If you are looking for rebuttals to Anderson, the LRB’s own letters section has several informed criticisms. This book review is also compelling, and has the admirably clear title, “Why Perry Anderson is Wrong.” Interestingly, several of the critiques are that Anderson understates the degree to which his revisionism is already conventional wisdom in Marxist or sociologically informed Indian historical accounts.

What We’re Reading

  • Fair and balanced: “Over the past few months, the (state-run) People’s Daily in China has launched a lovely series called “Dishonest Americans.”  Supposedly this is meant to give Chinese readers a more balanced and “objective” picture of American life, when juxtaposed with their own overly rosy impressions. Or so the PD editor has claimed: ‘Most Chinese people think that Americans are honest, reliable, and righteous. However, once you live in that country for a while, you may discover the descriptions above are a bit misleading.'”
  • Mitra and Ray test a model for economically motivated ethnic violence in India: “The fact that Muslim expenditures display a significant and positive connection with later conflict, while Hindu expenditures have a negative link, suggests that (statistically speaking) Hindu groups have largely been responsible for Hindu-Muslim violence in India, or at least for violence driven by instrumental, specifically economic considerations.”
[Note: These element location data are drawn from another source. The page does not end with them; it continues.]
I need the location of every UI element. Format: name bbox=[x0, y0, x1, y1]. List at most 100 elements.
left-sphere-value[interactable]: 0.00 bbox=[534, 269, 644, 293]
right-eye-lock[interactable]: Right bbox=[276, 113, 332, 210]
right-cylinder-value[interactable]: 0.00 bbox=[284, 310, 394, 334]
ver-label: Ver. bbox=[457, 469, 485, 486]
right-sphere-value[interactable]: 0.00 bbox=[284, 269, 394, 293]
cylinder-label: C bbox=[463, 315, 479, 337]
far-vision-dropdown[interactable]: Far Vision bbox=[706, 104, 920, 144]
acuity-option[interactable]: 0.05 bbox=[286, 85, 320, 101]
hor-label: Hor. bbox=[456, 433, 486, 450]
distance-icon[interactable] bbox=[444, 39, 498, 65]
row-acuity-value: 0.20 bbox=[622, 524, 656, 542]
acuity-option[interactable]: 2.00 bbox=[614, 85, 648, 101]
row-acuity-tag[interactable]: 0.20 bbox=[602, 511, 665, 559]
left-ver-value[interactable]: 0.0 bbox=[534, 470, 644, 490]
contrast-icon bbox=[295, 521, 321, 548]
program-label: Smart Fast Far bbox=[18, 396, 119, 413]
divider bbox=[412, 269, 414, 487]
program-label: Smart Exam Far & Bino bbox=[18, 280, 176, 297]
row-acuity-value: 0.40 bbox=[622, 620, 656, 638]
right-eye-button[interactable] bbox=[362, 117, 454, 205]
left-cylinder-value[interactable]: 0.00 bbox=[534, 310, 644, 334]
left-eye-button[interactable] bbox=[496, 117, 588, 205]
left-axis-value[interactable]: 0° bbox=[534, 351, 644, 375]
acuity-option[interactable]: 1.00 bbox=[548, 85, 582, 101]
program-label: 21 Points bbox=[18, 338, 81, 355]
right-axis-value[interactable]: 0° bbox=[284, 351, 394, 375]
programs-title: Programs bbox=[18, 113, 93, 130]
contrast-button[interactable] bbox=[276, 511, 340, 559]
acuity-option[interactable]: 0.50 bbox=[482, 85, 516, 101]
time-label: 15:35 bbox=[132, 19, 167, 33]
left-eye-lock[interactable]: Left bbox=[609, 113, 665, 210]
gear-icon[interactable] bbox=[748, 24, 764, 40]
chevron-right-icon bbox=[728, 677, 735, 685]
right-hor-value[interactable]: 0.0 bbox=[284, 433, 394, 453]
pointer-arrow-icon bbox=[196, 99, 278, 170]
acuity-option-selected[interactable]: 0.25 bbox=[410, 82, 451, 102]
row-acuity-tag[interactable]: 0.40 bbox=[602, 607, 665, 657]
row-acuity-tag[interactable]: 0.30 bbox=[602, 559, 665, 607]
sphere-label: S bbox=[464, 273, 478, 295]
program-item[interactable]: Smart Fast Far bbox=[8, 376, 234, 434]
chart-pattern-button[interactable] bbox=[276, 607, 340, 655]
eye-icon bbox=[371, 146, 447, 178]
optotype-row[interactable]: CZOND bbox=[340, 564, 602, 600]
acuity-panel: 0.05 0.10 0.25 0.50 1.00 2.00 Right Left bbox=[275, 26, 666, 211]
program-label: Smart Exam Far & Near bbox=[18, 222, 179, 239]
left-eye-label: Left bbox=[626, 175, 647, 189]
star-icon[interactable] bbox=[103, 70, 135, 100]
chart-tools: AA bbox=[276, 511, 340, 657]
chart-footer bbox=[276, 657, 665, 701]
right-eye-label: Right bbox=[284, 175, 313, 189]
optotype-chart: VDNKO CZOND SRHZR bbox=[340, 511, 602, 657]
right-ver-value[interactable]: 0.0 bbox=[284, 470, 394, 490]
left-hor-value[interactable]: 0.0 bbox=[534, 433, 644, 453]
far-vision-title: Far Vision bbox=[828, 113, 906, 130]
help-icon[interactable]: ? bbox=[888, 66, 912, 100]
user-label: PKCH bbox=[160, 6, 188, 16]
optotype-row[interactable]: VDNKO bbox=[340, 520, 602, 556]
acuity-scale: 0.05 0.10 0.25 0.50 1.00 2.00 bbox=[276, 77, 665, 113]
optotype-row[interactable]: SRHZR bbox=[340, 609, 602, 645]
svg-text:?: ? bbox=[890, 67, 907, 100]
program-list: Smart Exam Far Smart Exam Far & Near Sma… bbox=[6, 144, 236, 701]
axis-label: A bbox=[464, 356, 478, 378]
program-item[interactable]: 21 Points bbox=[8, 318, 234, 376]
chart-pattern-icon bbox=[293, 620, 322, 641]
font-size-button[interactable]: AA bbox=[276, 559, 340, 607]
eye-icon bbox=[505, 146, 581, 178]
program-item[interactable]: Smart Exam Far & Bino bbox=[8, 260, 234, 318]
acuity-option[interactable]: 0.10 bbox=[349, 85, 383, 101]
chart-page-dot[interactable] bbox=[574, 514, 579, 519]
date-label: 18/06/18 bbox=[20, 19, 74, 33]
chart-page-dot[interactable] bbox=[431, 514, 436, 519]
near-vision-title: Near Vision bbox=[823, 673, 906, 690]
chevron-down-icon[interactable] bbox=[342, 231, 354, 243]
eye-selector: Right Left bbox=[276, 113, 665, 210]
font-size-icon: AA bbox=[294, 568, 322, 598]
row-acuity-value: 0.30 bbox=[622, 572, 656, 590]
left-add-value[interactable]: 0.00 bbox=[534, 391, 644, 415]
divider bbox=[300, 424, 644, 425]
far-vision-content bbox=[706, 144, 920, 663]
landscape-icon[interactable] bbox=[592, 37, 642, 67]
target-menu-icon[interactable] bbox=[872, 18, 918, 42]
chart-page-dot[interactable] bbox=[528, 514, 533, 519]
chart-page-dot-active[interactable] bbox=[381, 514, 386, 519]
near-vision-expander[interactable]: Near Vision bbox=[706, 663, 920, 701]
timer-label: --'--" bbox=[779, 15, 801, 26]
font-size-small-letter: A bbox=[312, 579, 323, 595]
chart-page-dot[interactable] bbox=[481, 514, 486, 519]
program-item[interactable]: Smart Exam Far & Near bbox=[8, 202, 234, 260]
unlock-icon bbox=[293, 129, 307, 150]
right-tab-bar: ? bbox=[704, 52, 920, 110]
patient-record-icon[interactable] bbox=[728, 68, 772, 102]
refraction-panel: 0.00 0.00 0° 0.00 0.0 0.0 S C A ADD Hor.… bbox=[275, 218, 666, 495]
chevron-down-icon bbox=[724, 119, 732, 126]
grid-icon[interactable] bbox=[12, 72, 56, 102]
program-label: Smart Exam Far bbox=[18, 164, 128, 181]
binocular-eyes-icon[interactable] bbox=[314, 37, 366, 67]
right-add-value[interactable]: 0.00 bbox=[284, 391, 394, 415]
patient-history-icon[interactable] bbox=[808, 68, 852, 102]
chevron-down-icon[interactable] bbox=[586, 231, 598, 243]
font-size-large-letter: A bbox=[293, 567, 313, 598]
  • Katherine Boo, Behind the Beautiful Forevers: “These poor-against-poor riots were not spontaneous, grassroots protests against the city’s shortage of work. Riots seldom were, in modern Mumbai. Rather, the anti-migrant campaign had been orchestrated in the overcity by an aspiring politician–a nephew of the founder of Shiv Sena. The upstart nephew wanted to show voters that a new political party he had started disliked bhaiyas[migrants from North India] like Abdul even more than Shiv Sena.” (Though, to be clear, in Boo’s book at least it seems as if these particular riots targeted anyone from North India in the slums, and while the character Abdul’s family happens to be Muslim, it’s not clear if his Muslim-ness is especially relevant to this riot.)
  • Paul Staniland examines cooperation between rebels and democratically elected governments in India over at the Monkey Cage. Make sure to check out his related working paper on the long-term consequences of government use of “non-state armed groups” as well. These groups, and especially their interaction with state actors, remain poorly understood but Paul is doing some great work to advance our knowledge.
  • How to Play Well with China: Fascinating look at US-China relations in the 21st century by Ian Bremmer and Jon Huntsman. It’s not necessarily a pessimistic piece but this part does not exactly inspire confidence: “In some ways, the stakes are higher for Mr. Obama and Mr. Xi than they were for Ronald Reagan and Mr. Gorbachev. There is no American-Chinese nuclear threat to focus minds on stronger ties, nor is there a Berlin Wall to separate the two countries’ fortunes. For better and for worse, America and China are bound together in a form of mutually assured economic destruction.”